The fundamental issue, according to Bandoni, was that as players compensated for teammates not playing within the system, they were consequently pulled out of the team’s structure. The result: several nice balls were played to empty spaces — and no one showed up.
“People were nervous, we were kind of missing a discipline and we were sometimes playing in the space when we should have been playing in the feet,” he said.
Marston said the halftime question posed to the group was, “Ok, who wants it?”
“We had a bunch of girls kind of jumping at that,” she said. “That was just a good thing to see come together at the end of the game.”
The freshmen might have eventually gotten the stat-sheet glory, but the seniors were the ones who answered the call, working hard to hold possession and moving the ball faster.
“You saw Liv (Moritz) just took the game over in the middle of the field and really gave us possession,” Bandoni said of the senior. Another senior, Sophie Stocker worked hard to move the ball downfield and set up speedy freshman Shea Armistead for the first goal of the second half to make it 3-0.
“In the first half I think we were a little jumbled up.

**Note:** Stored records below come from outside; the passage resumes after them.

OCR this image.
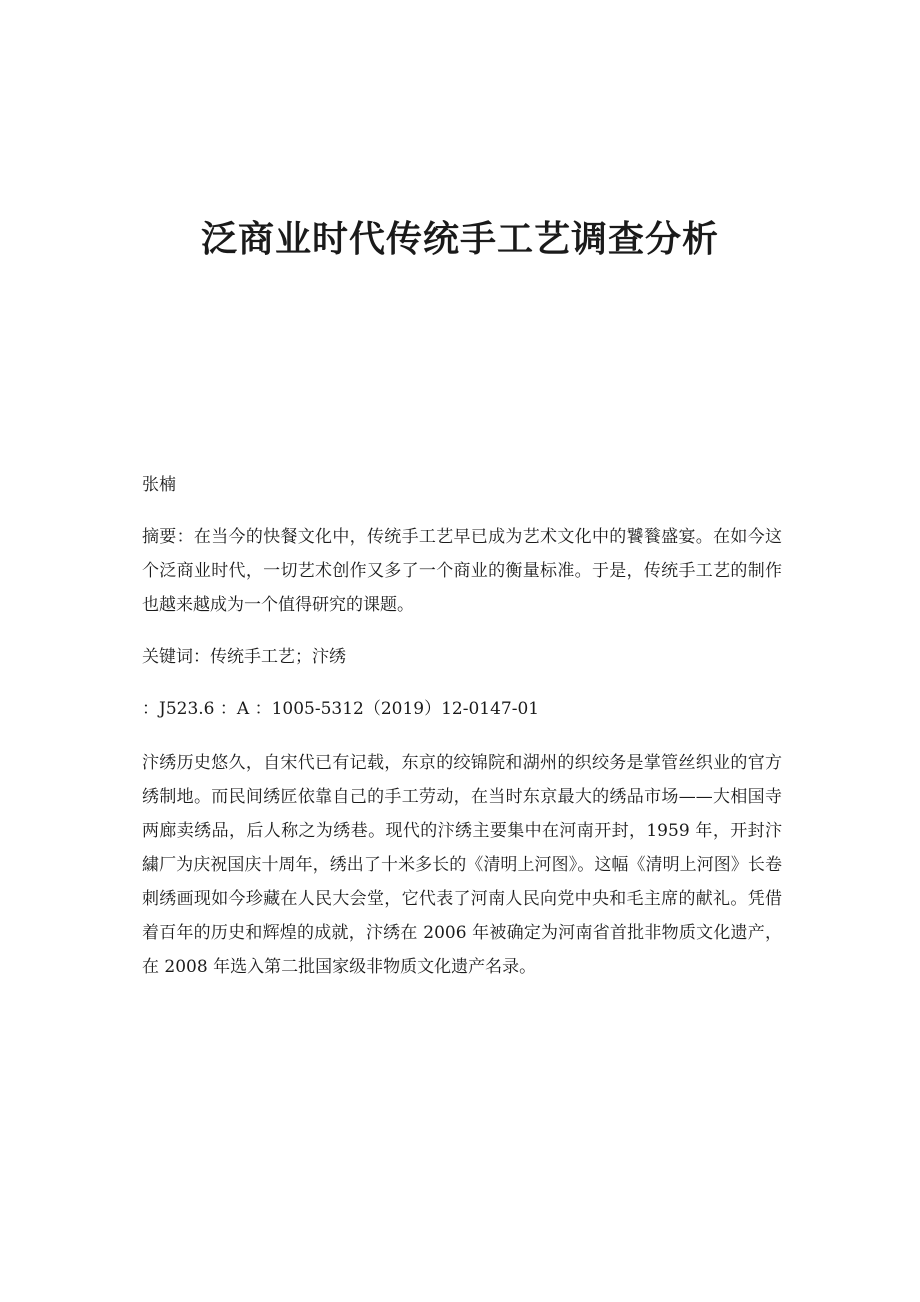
泛商业时代传统手工艺调查分析

张楠

摘要：在当今的快餐文化中，传统手工艺早已成为艺术文化中的饕餮盛宴。在如今这个泛商业时代，一切艺术创作又多了一个商业的衡量标准。于是，传统手工艺的制作也越来越成为一个值得研究的课题。

关键词：传统手工艺；汴绣

：J523.6 ：A ：1005-5312（2019）12-0147-01

汴绣历史悠久，自宋代已有记载，东京的绞锦院和湖州的织绞务是掌管丝织业的官方绣制地。而民间绣匠依靠自己的手工劳动，在当时东京最大的绣品市场——大相国寺两廊卖绣品，后人称之为绣巷。现代的汴绣主要集中在河南开封，1959 年，开封汴繍厂为庆祝国庆十周年，绣出了十米多长的《清明上河图》。这幅《清明上河图》长卷刺绣画现如今珍藏在人民大会堂，它代表了河南人民向党中央和毛主席的献礼。凭借着百年的历史和辉煌的成就，汴绣在 2006 年被确定为河南省首批非物质文化遗产，在 2008 年选入第二批国家级非物质文化遗产名录。
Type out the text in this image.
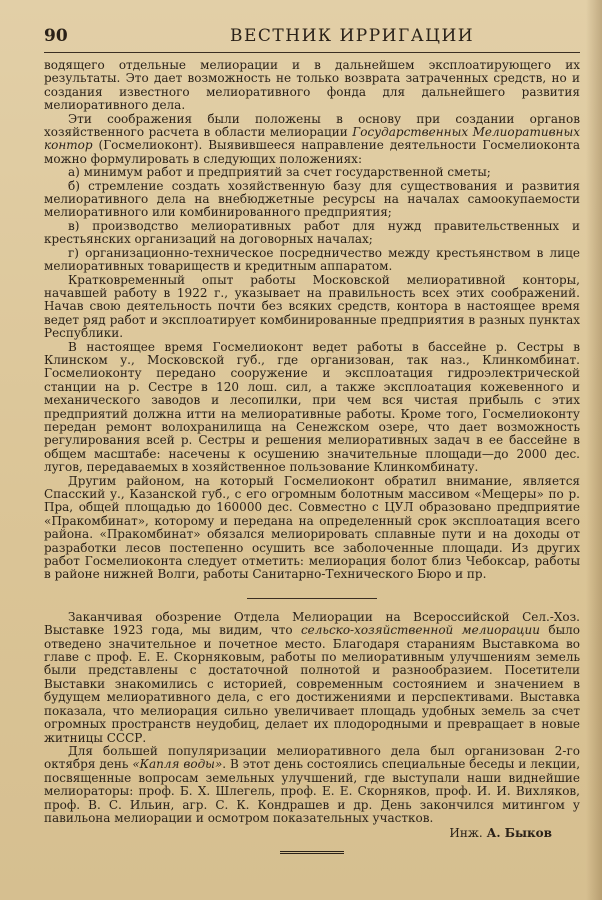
90	ВЕСТНИК ИРРИГАЦИИ

водящего отдельные мелиорации и в дальнейшем эксплоатирующего их результаты. Это дает возможность не только возврата затраченных средств, но и создания известного мелиоративного фонда для дальнейшего развития мелиоративного дела.

Эти соображения были положены в основу при создании органов хозяйственного расчета в области мелиорации Государственных Мелиоративных контор (Госмелиоконт). Выявившееся направление деятельности Госмелиоконта можно формулировать в следующих положениях:

а) минимум работ и предприятий за счет государственной сметы;

б) стремление создать хозяйственную базу для существования и развития мелиоративного дела на внебюджетные ресурсы на началах самоокупаемости мелиоративного или комбинированного предприятия;

в) производство мелиоративных работ для нужд правительственных и крестьянских организаций на договорных началах;

г) организационно-техническое посредничество между крестьянством в лице мелиоративных товариществ и кредитным аппаратом.

Кратковременный опыт работы Московской мелиоративной конторы, начавшей работу в 1922 г., указывает на правильность всех этих соображений. Начав свою деятельность почти без всяких средств, контора в настоящее время ведет ряд работ и эксплоатирует комбинированные предприятия в разных пунктах Республики.

В настоящее время Госмелиоконт ведет работы в бассейне р. Сестры в Клинском у., Московской губ., где организован, так наз., Клинкомбинат. Госмелиоконту передано сооружение и эксплоатация гидроэлектрической станции на р. Сестре в 120 лош. сил, а также эксплоатация кожевенного и механического заводов и лесопилки, при чем вся чистая прибыль с этих предприятий должна итти на мелиоративные работы. Кроме того, Госмелиоконту передан ремонт волохранилища на Сенежском озере, что дает возможность регулирования всей р. Сестры и решения мелиоративных задач в ее бассейне в общем масштабе: насечены к осушению значительные площади—до 2000 дес. лугов, передаваемых в хозяйственное пользование Клинкомбинату.

Другим районом, на который Госмелиоконт обратил внимание, является Спасский у., Казанской губ., с его огромным болотным массивом «Мещеры» по р. Пра, общей площадью до 160000 дес. Совместно с ЦУЛ образовано предприятие «Пракомбинат», которому и передана на определенный срок эксплоатация всего района. «Пракомбинат» обязался мелиорировать сплавные пути и на доходы от разработки лесов постепенно осушить все заболоченные площади. Из других работ Госмелиоконта следует отметить: мелиорация болот близ Чебоксар, работы в районе нижней Волги, работы Санитарно-Технического Бюро и пр.

Заканчивая обозрение Отдела Мелиорации на Всероссийской Сел.-Хоз. Выставке 1923 года, мы видим, что сельско-хозяйственной мелиорации было отведено значительное и почетное место. Благодаря стараниям Выставкома во главе с проф. Е. Е. Скорняковым, работы по мелиоративным улучшениям земель были представлены с достаточной полнотой и разнообразием. Посетители Выставки знакомились с историей, современным состоянием и значением в будущем мелиоративного дела, с его достижениями и перспективами. Выставка показала, что мелиорация сильно увеличивает площадь удобных земель за счет огромных пространств неудобиц, делает их плодородными и превращает в новые житницы СССР.

Для большей популяризации мелиоративного дела был организован 2-го октября день «Капля воды». В этот день состоялись специальные беседы и лекции, посвященные вопросам земельных улучшений, где выступали наши виднейшие мелиораторы: проф. Б. Х. Шлегель, проф. Е. Е. Скорняков, проф. И. И. Вихляков, проф. В. С. Ильин, агр. С. К. Кондрашев и др. День закончился митингом у павильона мелиорации и осмотром показательных участков.

Инж. А. Быков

In the second, we got our shape back and started connecting a bit more and it was a lot better,” Armistead said. “I’m lucky to have this opportunity and I’m hoping to continue this style of play and improve every single game.”
Bandoni felt the support of older players throughout the season has gifted the younger ones a sense of freedom and confidence to play within the team’s chemistry. Instead of deer-in-the-headlights timidity in their first playoff game in the traditional orange uniforms, the underclassmen contributed mightily.
“I’m so pleased when freshmen can play with that kind of confidence because to me, it says something about the culture of our team,” Bandoni explained.
“It says that the older players are encouraging them and the older players are sometimes even playing beyond themselves so they can bring success to the younger players.”
By the end of the game, Solveig Moritz had dissected The Academy’s keeper, going low and to the side for a pair of goals to ice the match.
“We kind of discussed as a team, like, yeah we need to go lower because that’s where we’ll have the most chance for goals,” she said, adding that having two freshmen carry the scoring was a “really special and meaningful way” to open her post-season career. Moritz hinted at the VMS mantra — “process over product” as Bandoni often says — when asked about what the goal for Wednesday was, knowing her team was heavily-favored and expects to advance far into the 3A bracket.
“I think in the first game we expect to play well as a team and progress from there,” she said. “No matter our opponent, we want play as best as we can as one unit.”
Vail Mountain will host the winner of Thursday’s game between No. 15 Peak to Peak and No. 18 Englewood on Saturday. A win there would thrust them into next week’s quarterfinals.
“We have to be able to look at ourselves and say, we got to the top of our game,” Bandoni added. “If we get to the top of our game, that’s all we can do.”